On the other hand, the Divergent series, set in a post-apocalyptic society, is divided into five factions – Abnegation, Amity, Candor, Dauntless, and Erudite. The story follows Beatrice “Tris” Prior, who is in search for her own identity in this community that is divided. 

However, there is one trait that these two series have that past post-apocalyptic novels have lacked: romance.

Romance mixed with a tough heroine are aspects that both novels contain. The authors of these novels made sure to incorporate some sort of love interest between the heroine and her companion while they are starting and seeking for a rebellion. For example, in The Hunger Games series, Katniss Everdeen eventually falls in love with her District 12 partner, Peeta Mellark. In Divergent, Tris falls in love with Four while training in the Dauntless faction.

This connection between two characters targets the interest of young adult audiences, more specifically the women. Perhaps Hollywood decided to turn these novels into movies because the trend of romance between vampires and humans has been run down and has finally come to an end.

However, there is a much deeper meaning as to why audiences are so drawn to post-apocalyptic stories today. A theory suggests that the attraction could be because today’s generation has been impacted greatly by the September 11th attacks.
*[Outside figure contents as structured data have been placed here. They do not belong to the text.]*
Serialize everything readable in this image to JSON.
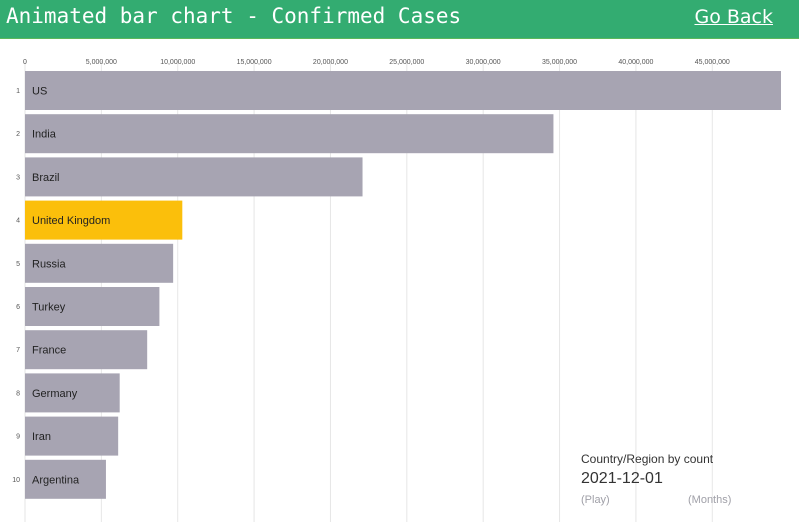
{
  "header": {
    "title": "Animated bar chart - Confirmed Cases",
    "go_back_label": "Go Back"
  },
  "caption": {
    "title": "Country/Region by count",
    "date": "2021-12-01"
  },
  "controls": {
    "play_label": "(Play)",
    "months_label": "(Months)"
  },
  "colors": {
    "header_bg": "#0f9d58",
    "bar_default": "#a7a4b2",
    "bar_highlight": "#fbbf0b",
    "gridline": "#e6e6e6"
  },
  "chart_data": {
    "type": "bar",
    "orientation": "horizontal",
    "xlim": [
      0,
      49500000
    ],
    "x_ticks": [
      {
        "value": 0,
        "label": "0"
      },
      {
        "value": 5000000,
        "label": "5,000,000"
      },
      {
        "value": 10000000,
        "label": "10,000,000"
      },
      {
        "value": 15000000,
        "label": "15,000,000"
      },
      {
        "value": 20000000,
        "label": "20,000,000"
      },
      {
        "value": 25000000,
        "label": "25,000,000"
      },
      {
        "value": 30000000,
        "label": "30,000,000"
      },
      {
        "value": 35000000,
        "label": "35,000,000"
      },
      {
        "value": 40000000,
        "label": "40,000,000"
      },
      {
        "value": 45000000,
        "label": "45,000,000"
      }
    ],
    "grid": true,
    "bars": [
      {
        "rank": "1",
        "label": "US",
        "value": 49500000,
        "highlight": false
      },
      {
        "rank": "2",
        "label": "India",
        "value": 34600000,
        "highlight": false
      },
      {
        "rank": "3",
        "label": "Brazil",
        "value": 22100000,
        "highlight": false
      },
      {
        "rank": "4",
        "label": "United Kingdom",
        "value": 10300000,
        "highlight": true
      },
      {
        "rank": "5",
        "label": "Russia",
        "value": 9700000,
        "highlight": false
      },
      {
        "rank": "6",
        "label": "Turkey",
        "value": 8800000,
        "highlight": false
      },
      {
        "rank": "7",
        "label": "France",
        "value": 8000000,
        "highlight": false
      },
      {
        "rank": "8",
        "label": "Germany",
        "value": 6200000,
        "highlight": false
      },
      {
        "rank": "9",
        "label": "Iran",
        "value": 6100000,
        "highlight": false
      },
      {
        "rank": "10",
        "label": "Argentina",
        "value": 5300000,
        "highlight": false
      }
    ]
  }
}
The fear or worry that a disastrous event can occur at any time could be instilled within the minds of young adults today.

According to Cecilia Goodnow, this genre of literature is favorited because “it mirrors a world beset by some of the most frightening problems in recent memory, from climate change to terrorism and the shredding of privacy and free will.”

Furthermore, according to a recent studyThe Hunger Games seems to reflect “the post-9/11 era where individual freedoms have been threatened.” The study gives the example of when Katniss experiences the perils of “speaking out against the government.” This in turn can be seen as a comment “on the ease in which an American citizen today could be reclassified as an enemy of the state.”

By seeing these fictional characters live out and fight against the communal fear within their world, it easily depicts the “what could happen” if today’s world experienced that.

“It is the fear and sense that something is shifting that draws the attention of young audiences today,” says Laura Garcia-Moreno, SF State humanities professor.

Whether or not it is about rebellion or a journey toward a more simplified life, what each heroine within these dystopian novels give their audience is hope; hope for a better life and hope for a better future.